Muzaffarnagar: The recent serial blasts in Varanasi, Faizabad and Lucknow that killed over 14 people and injured many others could have been averted, but in a shocking revelation the intelligence agencies failed to build on the leads available to them.
Some of the inputs which the intelligence agencies had were that at least six separate batches of fresh recruits from Uttar Pradesh were sent to Chittagong and Rajsahi camps in Bangladesh in 2006 for training in mass destruction.
Their 15-20 days training involved manufacture of bombs from locally available explosives, like ammonium nitrate, potassium permanganate and sulphur. The recruits were also taught the use of clocks as timer devices and detonators for bomb blasts.
To make matters worse regarding the intelligence agencies’ failure, none of these are new techniques. As far as 10 years ago, top Lashkar commander Abdul Karim Tunda used the same material and methods in the serial blasts in and around Delhi.
"The intelligence inputs provided is inadequate and insufficient and local police is understaffed in the state,” terror expert Ajay Sahni said.
Intelligence inputs indicate that many of these trained agents are now being remote controlled from across the border to carry out frequent terror attacks. Terror groups like HUJI are now increasingly using locally available explosives to trigger blasts.
So, a CNN-IBN team took a reality check on the easy availability of such explosives in the state. At a shop in UP’s Bulandshar, sulphur is available for Rs 100 per kilogtram. The team even managed to get 100 grams of ammonium nitrate from a local shop in Muzaffarnagar. The same shop sold potassium permanganate as well.
Walliullah, who is allegedly the main architect of the Varanasi blast, used a combination of ammonium nitrate with urea, a detonator and a clock as a timer inside a pressure cooker to trigger blasts at the Sankatmochan Temple last year.

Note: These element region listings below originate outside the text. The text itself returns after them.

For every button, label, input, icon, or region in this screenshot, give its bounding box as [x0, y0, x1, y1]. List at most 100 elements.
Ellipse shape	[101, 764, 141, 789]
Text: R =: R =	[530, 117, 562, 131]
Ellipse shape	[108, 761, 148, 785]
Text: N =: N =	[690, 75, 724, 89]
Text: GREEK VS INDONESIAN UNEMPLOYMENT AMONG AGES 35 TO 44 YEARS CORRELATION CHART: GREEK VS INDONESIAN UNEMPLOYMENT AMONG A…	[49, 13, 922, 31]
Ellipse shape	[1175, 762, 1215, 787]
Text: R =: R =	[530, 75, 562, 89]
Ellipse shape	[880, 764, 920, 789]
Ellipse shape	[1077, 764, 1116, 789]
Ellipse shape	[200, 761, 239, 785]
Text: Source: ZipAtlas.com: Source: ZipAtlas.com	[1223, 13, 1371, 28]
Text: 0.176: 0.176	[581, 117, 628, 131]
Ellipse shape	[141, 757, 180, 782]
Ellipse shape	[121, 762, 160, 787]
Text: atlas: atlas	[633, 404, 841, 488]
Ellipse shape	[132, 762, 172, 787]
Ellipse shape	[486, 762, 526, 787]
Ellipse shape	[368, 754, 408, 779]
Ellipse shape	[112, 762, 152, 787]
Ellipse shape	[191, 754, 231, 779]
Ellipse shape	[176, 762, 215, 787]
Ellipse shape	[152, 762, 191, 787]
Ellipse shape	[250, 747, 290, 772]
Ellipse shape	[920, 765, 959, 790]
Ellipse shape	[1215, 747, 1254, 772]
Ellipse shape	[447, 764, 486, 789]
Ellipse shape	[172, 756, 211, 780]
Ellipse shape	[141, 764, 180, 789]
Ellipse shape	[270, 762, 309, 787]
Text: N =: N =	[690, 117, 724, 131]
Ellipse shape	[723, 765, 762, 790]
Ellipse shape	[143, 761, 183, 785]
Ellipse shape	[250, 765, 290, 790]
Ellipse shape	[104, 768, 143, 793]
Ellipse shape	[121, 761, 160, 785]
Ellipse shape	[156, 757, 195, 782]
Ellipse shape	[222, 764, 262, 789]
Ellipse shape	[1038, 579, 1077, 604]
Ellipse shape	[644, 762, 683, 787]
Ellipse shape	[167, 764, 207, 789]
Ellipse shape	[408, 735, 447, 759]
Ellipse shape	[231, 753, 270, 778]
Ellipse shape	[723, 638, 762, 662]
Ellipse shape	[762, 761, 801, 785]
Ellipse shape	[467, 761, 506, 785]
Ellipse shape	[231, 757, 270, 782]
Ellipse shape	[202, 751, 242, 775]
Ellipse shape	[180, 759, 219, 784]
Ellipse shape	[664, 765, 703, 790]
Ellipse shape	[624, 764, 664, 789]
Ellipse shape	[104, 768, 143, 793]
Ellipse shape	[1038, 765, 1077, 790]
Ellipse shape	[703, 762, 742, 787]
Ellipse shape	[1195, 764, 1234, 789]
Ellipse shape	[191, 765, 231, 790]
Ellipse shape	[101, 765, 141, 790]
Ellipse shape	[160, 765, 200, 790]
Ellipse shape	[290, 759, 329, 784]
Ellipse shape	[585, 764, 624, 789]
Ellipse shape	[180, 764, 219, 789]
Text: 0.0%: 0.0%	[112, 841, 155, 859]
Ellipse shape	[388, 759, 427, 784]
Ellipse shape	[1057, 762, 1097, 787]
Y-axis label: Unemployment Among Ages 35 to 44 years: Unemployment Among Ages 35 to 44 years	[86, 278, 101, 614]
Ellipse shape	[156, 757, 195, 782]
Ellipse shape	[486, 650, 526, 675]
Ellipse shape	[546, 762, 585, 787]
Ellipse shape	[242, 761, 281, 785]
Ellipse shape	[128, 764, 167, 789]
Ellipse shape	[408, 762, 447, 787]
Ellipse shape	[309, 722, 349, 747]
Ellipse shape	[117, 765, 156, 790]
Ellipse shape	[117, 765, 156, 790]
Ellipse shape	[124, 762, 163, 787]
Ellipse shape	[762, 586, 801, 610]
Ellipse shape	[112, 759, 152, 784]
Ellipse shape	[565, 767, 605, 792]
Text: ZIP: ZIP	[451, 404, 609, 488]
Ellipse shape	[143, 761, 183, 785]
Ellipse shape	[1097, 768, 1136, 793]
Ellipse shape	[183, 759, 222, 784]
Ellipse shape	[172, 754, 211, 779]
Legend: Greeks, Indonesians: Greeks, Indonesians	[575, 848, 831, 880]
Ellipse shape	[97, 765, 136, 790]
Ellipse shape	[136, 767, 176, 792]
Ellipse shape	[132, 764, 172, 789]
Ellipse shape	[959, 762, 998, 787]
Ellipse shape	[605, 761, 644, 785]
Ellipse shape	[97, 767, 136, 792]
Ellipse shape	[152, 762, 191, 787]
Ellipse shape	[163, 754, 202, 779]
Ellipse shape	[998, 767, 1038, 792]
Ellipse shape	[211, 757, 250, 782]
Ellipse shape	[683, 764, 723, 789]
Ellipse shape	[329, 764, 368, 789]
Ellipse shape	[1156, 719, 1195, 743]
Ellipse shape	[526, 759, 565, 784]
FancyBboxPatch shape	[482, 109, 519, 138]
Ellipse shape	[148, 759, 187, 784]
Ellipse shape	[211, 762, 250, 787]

“Such substances are easily available. To increase the lethality they are put inside a pressure cooker,” SP, Meerut, Rajesh Pandey said.
It's a lethal combination of the local sleeper cells and the locally available explosives which terrorist organisations like HUJI are increasingly using. But despite the increased threat perception there does not seem to be any plan of action to contain the free sale of such explosives.